La mania norvegese per lo sport

I norvegesi sono sportivi. Credo che la necessità di movimento sia nata a causa delle basse temperature: stare fermi a zero gradi risulta alquanto spiacevole. Una volta cominciato a muoversi per necessità, però, l’uomo nordico ha fatto un’ulteriore scoperta: ha capito che gli piace. Così ancora oggi, nonostante l’ampia scelta di palestre a prezzi contenuti e il tepore letargico dato dalle temperature altissime nelle loro abitazioni, i norvegesi escono. Qualsiasi sia la condizione climatica, anche con la pessima combinazione acqua-neve-vento-che-manda-la-pioggia-in-ogni-angolazione tanto di moda a Bergen.

Ogni giorno un norvegese esce di casa con la  giacca a vento, i pantaloncini, l’ipod nelle orecchie.

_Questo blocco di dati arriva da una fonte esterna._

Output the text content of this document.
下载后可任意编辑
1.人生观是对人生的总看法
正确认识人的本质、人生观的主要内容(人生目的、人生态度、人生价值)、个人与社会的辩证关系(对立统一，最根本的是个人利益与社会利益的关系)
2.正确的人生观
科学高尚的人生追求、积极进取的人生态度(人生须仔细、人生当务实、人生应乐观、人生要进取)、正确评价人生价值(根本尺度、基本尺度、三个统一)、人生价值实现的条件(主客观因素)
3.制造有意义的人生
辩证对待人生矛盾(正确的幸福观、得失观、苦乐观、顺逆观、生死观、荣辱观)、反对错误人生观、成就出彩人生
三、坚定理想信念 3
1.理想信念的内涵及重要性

E comincia a correre. Alle corse settimanali si somma lo sport della domenica: il giorno in cui Dio si riposò qui non esiste, almeno non come lo intendiamo noi.

Il relax invernale è inteso come salire al Fløyen, una delle sette montagne che circondano Bergen. Ci sono due modi per raggiungere la cima: con un comodo trenino oppure a piedi, percorrendo una ripida e gelata strada sterrata. Inutile dire quale modalità scelgano i norvegesi, a tutte le età. Una volta in cima  indossano gli sci da fondo che hanno portato con sé da casa negli zaini, tanto per aggiungere un pò di peso allo sforzo. I bambini cominciano a sciare appena imparano a camminare e vengono spinti  dalle mamme in zone che potrebbero essere tranquillamente  contrassegnate con la bandierina nera. Quello praticato qui è un altro tipo di sci nordico: mentre noi seguiamo tracce ben definite, sudando e chiedendoci “chi me l’ha fatto fare”, loro improvvisano. Qualsiasi superficie ricoperta dalla neve è considerata zona da esplorare. Quando poi comincia a fare buio, intorno alle quattro, scendono in città e tornano a casa, sci in spalla, pronti per godersi una bella doccia calda.

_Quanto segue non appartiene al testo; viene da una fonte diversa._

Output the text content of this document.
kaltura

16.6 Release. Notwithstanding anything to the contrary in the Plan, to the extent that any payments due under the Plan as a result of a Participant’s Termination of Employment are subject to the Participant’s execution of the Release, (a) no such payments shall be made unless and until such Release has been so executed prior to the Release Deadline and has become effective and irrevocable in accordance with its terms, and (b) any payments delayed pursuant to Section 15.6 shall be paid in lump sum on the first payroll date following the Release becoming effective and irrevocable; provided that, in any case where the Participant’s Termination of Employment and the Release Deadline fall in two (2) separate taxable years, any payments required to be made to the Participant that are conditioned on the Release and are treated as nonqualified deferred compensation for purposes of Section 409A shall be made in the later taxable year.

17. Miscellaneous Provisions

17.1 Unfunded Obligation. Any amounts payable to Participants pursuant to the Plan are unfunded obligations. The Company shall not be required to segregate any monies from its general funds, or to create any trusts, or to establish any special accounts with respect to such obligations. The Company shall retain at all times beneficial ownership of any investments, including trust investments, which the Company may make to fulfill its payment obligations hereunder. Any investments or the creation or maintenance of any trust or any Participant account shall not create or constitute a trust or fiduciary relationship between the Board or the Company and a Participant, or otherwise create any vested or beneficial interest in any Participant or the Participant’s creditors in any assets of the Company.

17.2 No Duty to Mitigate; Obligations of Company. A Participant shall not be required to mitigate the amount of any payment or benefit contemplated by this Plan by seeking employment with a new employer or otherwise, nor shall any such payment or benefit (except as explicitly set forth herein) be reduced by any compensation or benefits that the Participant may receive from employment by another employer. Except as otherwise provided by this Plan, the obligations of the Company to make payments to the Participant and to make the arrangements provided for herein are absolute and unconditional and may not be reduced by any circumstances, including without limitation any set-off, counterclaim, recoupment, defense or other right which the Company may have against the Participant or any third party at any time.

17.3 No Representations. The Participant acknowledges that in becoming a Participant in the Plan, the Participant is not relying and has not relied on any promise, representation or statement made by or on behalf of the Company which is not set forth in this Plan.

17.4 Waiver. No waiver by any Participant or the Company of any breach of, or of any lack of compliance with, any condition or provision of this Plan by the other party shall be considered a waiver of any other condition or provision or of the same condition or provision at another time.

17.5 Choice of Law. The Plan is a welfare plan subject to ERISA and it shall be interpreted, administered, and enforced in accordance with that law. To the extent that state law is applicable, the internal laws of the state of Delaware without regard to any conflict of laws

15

Quando le temperature cominciano a essere più gradevoli e la neve lascia spazio all’erba, la maggior parte dei locali passa dagli sci alle passeggiate. Ma anche in questo caso, non sono quello che intendiamo noi. Sulle Alpi, se superano le tre ore di durata, le chiamiamo camminate. Loro “passeggiano” per sei ore in salita, affrontando con le scarpe da trekking mucchi di sassi e residui di neve. Stessa cosa vale per i “giretti” in bici, per noi definibili pedalate epiche.

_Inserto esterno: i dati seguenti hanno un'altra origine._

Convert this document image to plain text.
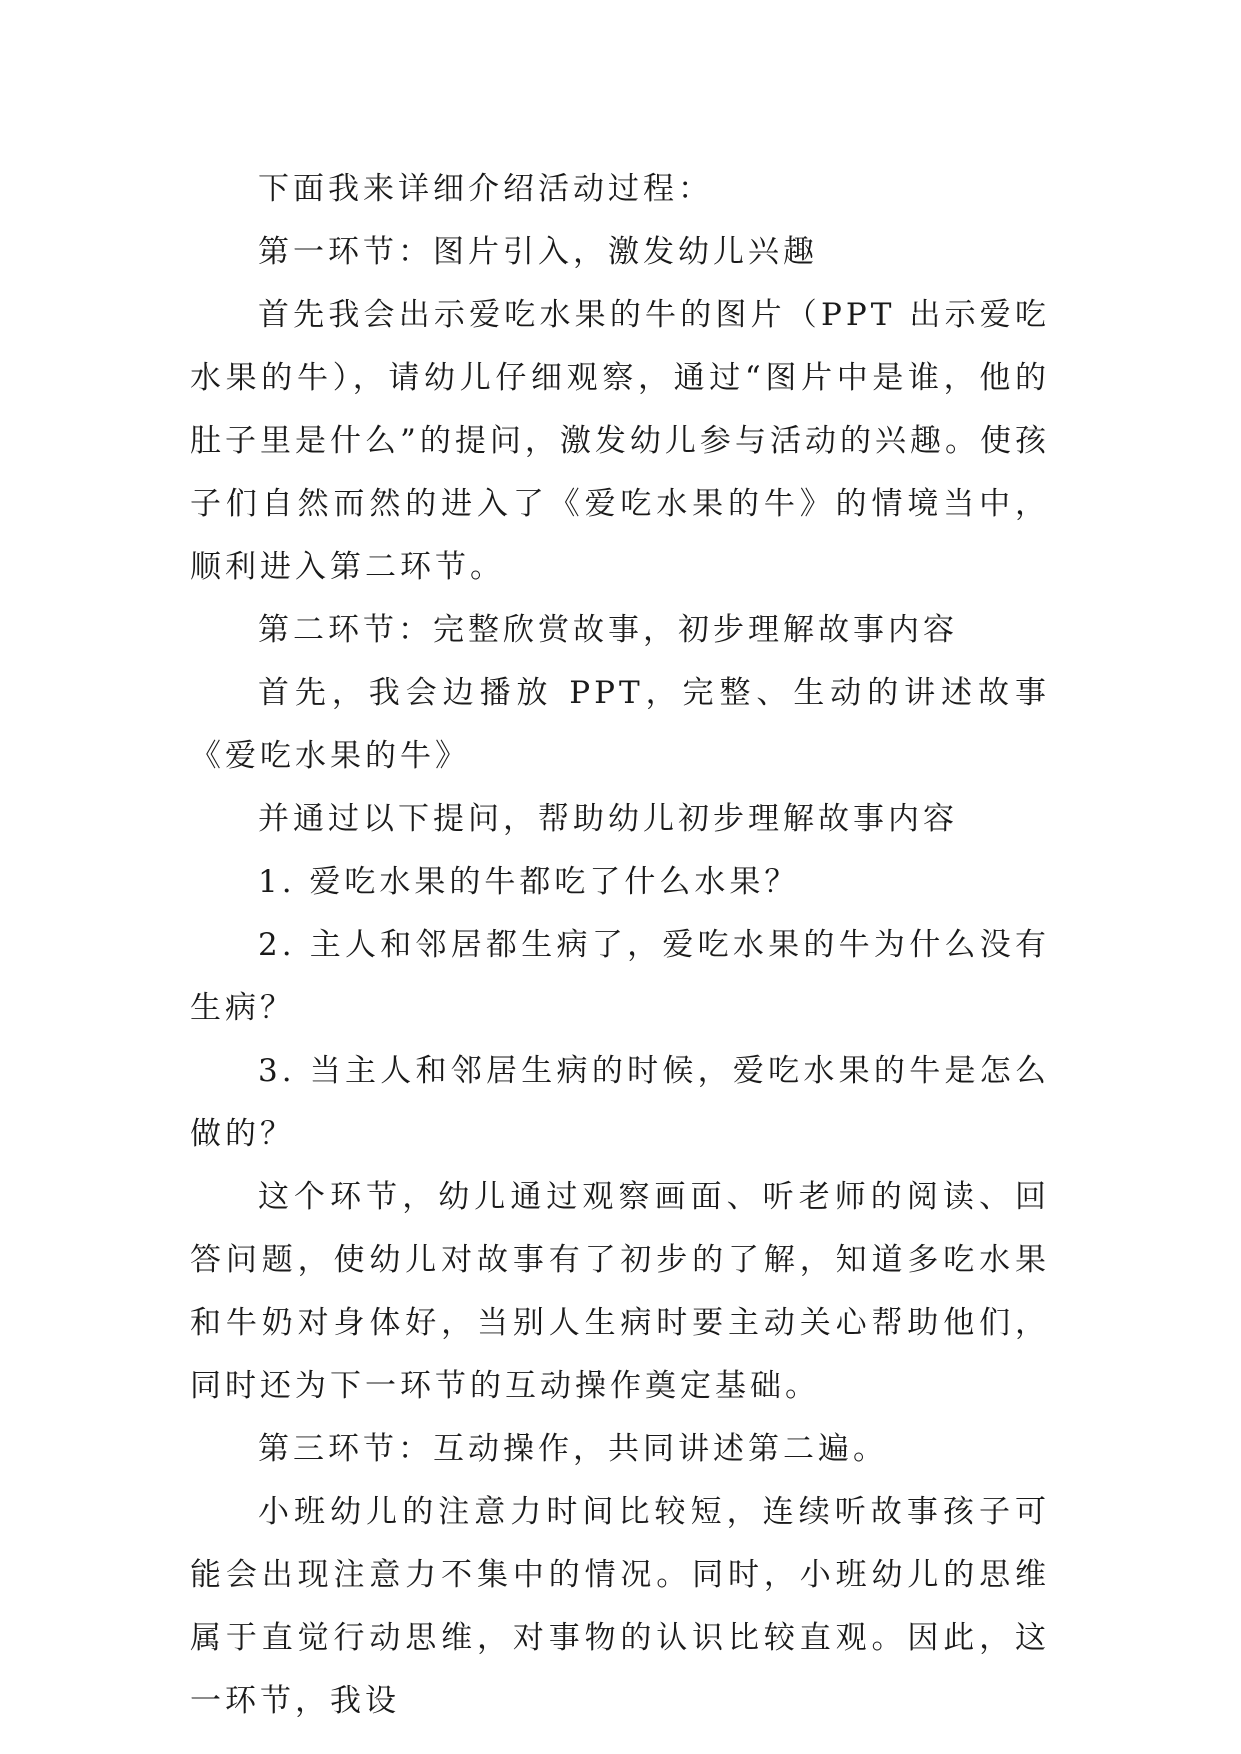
下面我来详细介绍活动过程：

第一环节：图片引入，激发幼儿兴趣

首先我会出示爱吃水果的牛的图片（PPT 出示爱吃水果的牛），请幼儿仔细观察，通过“图片中是谁，他的肚子里是什么”的提问，激发幼儿参与活动的兴趣。使孩子们自然而然的进入了《爱吃水果的牛》的情境当中，顺利进入第二环节。

第二环节：完整欣赏故事，初步理解故事内容

首先，我会边播放 PPT，完整、生动的讲述故事《爱吃水果的牛》

并通过以下提问，帮助幼儿初步理解故事内容

1. 爱吃水果的牛都吃了什么水果？

2. 主人和邻居都生病了，爱吃水果的牛为什么没有生病？

3. 当主人和邻居生病的时候，爱吃水果的牛是怎么做的？

这个环节，幼儿通过观察画面、听老师的阅读、回答问题，使幼儿对故事有了初步的了解，知道多吃水果和牛奶对身体好，当别人生病时要主动关心帮助他们，同时还为下一环节的互动操作奠定基础。

第三环节：互动操作，共同讲述第二遍。

小班幼儿的注意力时间比较短，连续听故事孩子可能会出现注意力不集中的情况。同时，小班幼儿的思维属于直觉行动思维，对事物的认识比较直观。因此，这一环节，我设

Ma perché lo fanno? Ho provato a guardare le facce, le espressioni di quelli che correvano sotto la pioggia, di quelli che salivano sul sentiero ghiacciato con lo zaino pieno sulle spalle, dei reduci delle “passeggiate estive”. E ho capito. Lo fanno per puro piacere, per svagarsi e, paradossalmente, per rilassarsi facendo fatica. E allora, perché non vanno in palestra e nuotano nell’oceano anziché in piscina? Credo lo facciano per rinnovare la sensazione di pace e appartenenza data dal contatto con la natura, così forte e appagante da riuscire ad annullare  le condizioni atmosferiche circostanti.